Crisi dei microchip: tra Covid-19 e tensioni Usa-Cina

di Pier Luigi del Viscovo, direttore di Fleet & Mobility

La crisi dei microprocessori sta provocando notevoli grattacapi. In termini concreti, sta rallentando la ripresa dell’economia con molte produzioni che vanno a singhiozzo proprio quando invece dovrebbero accaparrarsi la voglia di spesa di miliardi di persone che hanno accumulato soldi sui conti e voglia di consumare in testa. Da un punto di vista geopolitico, è un’altra spinta forte a ripensare l’assetto attuale della globalizzazione. Lo sviluppo della Cina seguito al suo ingresso nel WTO sta facendo conoscere le sue ambizioni.
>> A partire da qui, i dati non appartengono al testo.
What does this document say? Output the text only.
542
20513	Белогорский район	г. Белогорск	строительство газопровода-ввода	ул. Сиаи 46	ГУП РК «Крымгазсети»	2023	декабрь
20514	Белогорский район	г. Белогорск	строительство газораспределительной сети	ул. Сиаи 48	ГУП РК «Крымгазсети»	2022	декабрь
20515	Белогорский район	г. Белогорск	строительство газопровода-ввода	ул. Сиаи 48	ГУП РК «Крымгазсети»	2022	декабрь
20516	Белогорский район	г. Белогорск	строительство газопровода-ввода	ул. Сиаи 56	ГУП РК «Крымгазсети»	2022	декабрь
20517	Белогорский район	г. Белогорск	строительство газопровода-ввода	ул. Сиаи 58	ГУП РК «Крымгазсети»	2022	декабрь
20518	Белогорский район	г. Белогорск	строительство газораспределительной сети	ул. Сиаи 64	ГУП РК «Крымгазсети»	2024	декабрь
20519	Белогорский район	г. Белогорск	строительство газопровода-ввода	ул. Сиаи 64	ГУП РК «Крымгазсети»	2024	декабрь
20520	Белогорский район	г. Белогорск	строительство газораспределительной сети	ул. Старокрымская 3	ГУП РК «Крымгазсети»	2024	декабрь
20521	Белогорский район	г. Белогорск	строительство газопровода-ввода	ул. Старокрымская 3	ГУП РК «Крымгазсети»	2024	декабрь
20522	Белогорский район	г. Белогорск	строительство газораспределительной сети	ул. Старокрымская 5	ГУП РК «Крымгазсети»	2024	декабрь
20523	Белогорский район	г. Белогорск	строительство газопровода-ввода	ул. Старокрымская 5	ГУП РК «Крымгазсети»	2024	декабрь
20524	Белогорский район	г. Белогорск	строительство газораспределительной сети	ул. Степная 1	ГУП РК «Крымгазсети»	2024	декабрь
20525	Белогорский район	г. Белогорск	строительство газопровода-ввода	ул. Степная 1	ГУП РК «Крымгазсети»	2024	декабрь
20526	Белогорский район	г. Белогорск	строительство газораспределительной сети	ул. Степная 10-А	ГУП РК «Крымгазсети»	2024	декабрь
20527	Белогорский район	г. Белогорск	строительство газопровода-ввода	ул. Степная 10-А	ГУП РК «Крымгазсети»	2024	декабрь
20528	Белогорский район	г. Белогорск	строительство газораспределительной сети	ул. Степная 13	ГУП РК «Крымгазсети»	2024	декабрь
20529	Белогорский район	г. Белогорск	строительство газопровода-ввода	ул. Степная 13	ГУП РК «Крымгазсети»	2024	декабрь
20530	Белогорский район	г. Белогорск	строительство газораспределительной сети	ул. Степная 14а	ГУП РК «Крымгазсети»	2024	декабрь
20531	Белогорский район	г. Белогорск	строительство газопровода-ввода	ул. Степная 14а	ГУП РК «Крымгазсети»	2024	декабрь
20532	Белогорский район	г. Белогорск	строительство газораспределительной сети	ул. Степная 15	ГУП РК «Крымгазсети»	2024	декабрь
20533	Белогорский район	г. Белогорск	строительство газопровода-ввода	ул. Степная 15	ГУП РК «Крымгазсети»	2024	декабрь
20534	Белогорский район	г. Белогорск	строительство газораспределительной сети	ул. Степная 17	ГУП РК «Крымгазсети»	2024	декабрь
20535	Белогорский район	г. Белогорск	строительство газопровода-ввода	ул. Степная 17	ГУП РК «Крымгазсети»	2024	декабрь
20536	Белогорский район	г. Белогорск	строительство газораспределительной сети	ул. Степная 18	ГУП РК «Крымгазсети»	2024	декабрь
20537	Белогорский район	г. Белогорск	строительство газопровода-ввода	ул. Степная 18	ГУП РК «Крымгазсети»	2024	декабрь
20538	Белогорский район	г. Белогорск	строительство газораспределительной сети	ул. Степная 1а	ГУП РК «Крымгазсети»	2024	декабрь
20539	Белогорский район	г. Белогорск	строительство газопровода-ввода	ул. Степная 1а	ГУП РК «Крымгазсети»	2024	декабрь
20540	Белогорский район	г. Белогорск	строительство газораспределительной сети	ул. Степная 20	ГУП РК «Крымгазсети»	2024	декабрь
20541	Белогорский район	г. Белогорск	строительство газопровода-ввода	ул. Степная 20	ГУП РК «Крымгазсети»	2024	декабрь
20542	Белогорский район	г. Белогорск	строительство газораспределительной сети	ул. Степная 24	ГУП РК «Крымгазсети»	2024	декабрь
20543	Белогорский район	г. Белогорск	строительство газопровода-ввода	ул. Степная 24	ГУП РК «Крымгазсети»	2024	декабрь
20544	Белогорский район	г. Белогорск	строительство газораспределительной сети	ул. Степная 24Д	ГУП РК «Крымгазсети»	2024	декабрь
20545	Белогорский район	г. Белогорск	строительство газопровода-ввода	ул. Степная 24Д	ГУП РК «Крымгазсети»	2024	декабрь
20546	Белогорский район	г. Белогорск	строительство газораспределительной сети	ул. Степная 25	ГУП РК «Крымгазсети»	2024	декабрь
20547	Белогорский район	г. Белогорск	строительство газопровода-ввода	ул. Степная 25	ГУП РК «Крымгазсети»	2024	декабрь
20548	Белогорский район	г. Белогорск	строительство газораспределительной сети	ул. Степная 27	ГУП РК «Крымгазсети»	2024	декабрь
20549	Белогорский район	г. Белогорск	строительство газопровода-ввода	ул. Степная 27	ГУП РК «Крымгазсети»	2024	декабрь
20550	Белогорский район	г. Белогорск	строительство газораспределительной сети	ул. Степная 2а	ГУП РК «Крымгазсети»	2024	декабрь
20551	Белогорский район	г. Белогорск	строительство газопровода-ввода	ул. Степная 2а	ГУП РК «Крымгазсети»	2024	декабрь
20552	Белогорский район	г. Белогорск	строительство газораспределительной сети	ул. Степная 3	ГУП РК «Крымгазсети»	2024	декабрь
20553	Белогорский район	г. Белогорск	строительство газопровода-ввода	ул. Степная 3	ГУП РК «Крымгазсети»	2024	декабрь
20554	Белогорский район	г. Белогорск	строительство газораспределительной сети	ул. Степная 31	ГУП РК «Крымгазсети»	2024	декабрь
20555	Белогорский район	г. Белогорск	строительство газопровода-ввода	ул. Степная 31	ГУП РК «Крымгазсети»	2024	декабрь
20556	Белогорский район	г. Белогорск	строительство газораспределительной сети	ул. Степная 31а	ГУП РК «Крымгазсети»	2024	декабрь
Un recente sondaggio di Centro Studi Fleet&Mobility per AgitaLab, think tank di Agenzia Italia, condotto presso 160 operatori del settore automotive, ha restituito una fotografia di grande consapevolezza. Un’ampia maggioranza concorda su una causa congiunturale, la pandemia, ma ancora di più sono coloro che ritengono di dover incastrare il fenomeno in un quadro strutturale di rapporti tra potenze.

 

Da un lato, c’è la pressione degli americani a non consentire alla Cina l’accesso alla tecnologia dei chip più avanzati per motivi di sicurezza militare. Dall’altro, la Cina fa sentire la forza del suo dominio sulle terre rare e altri materiali indispensabili per l’industria informatica ed energetica.